I’ve seen this book before. Not this exact one, but copies of it. It was required reading for the AP Literature class at my high school in Colorado. I planned on taking that class my senior year.

We left Earth before I had a chance to finish eleventh grade.

Those textbooks were brand new at school. Now this one is falling apart from age, despite the climate-controlled room it’s stored in.

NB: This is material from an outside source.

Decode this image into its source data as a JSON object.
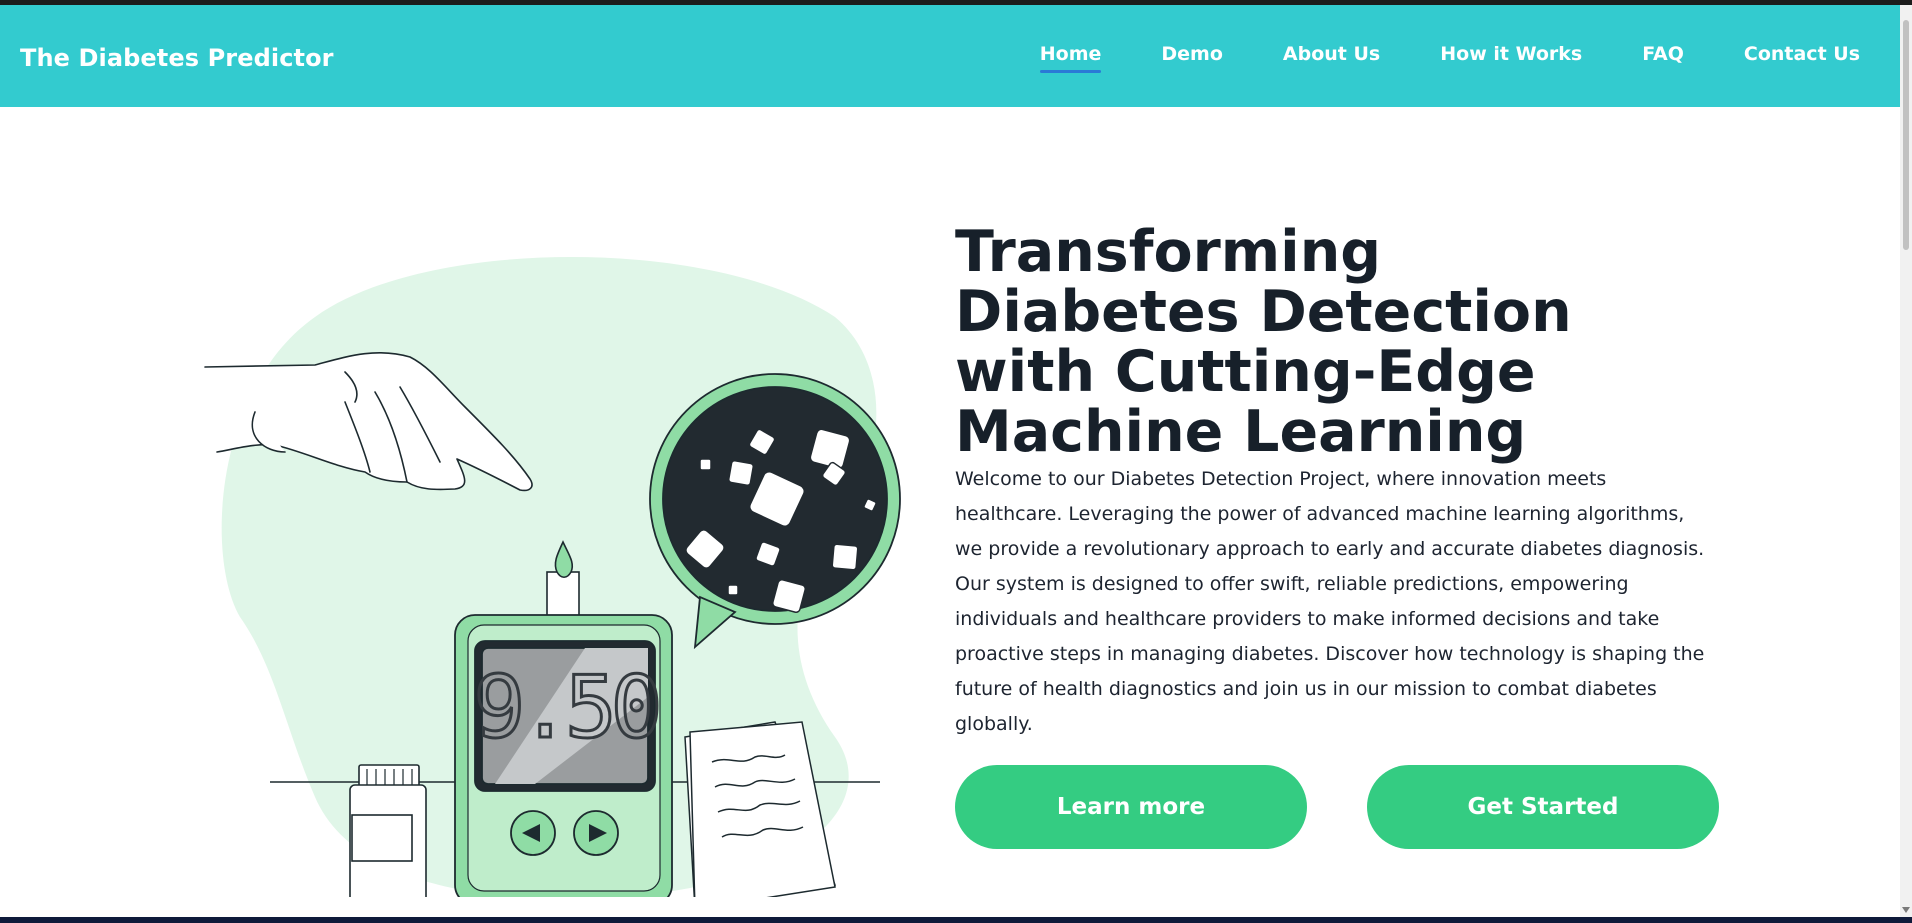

I snap the book shut, and a tiny cloud of dust rises up. As I breathe in the musty scent of old pages and dry ink, the thing inside me that I’ve been trying to keep together breaks.

I let my head fall down to the book, pressing my face against the illustration of the Cheshire Cat’s wicked grin, and I sob, great, gulping sobs that choke me. And I think about the last time I choked, on tubes as I emerged from the slushy ice when I melted, and then, later, as Luthor’s arm pressed into my neck. And then all I can think about is how the girl at the rabbit farm choked too. And suddenly, I can’t get enough air into my lungs, just like she couldn’t get enough air into hers.

She died, alone and scared. I’m not dead, but I’m still alone and scared.

19

ELDER

“FOUND YOU,” I SAY, PUSHING OPEN THE DOOR.

Amy sits in the middle of the gallery on the second floor of the Recorder Hall. Her knees are pulled up to her chin and her arms wrap around her legs. A thick, old book rests beside her, open-faced but ignored. The art room is cluttered, sculptures and paintings from last g

en’s artists stacked on one side and rows of canvases propped up on the other—mostly from Harley, but a few from some other artists. Art isn’t exactly respected here on Godspeed, and although Orion had made something of an attempt to turn the collection into a proper gallery, he’d been much more focused on books than paintings.

“How did you find me?” Amy asks as I plop down beside her.

I tug at the wi-com around her wrist. “They have locaters, you know. ”

She nods silently. Her head falls against my shoulder, her long red hair spilling down my arm.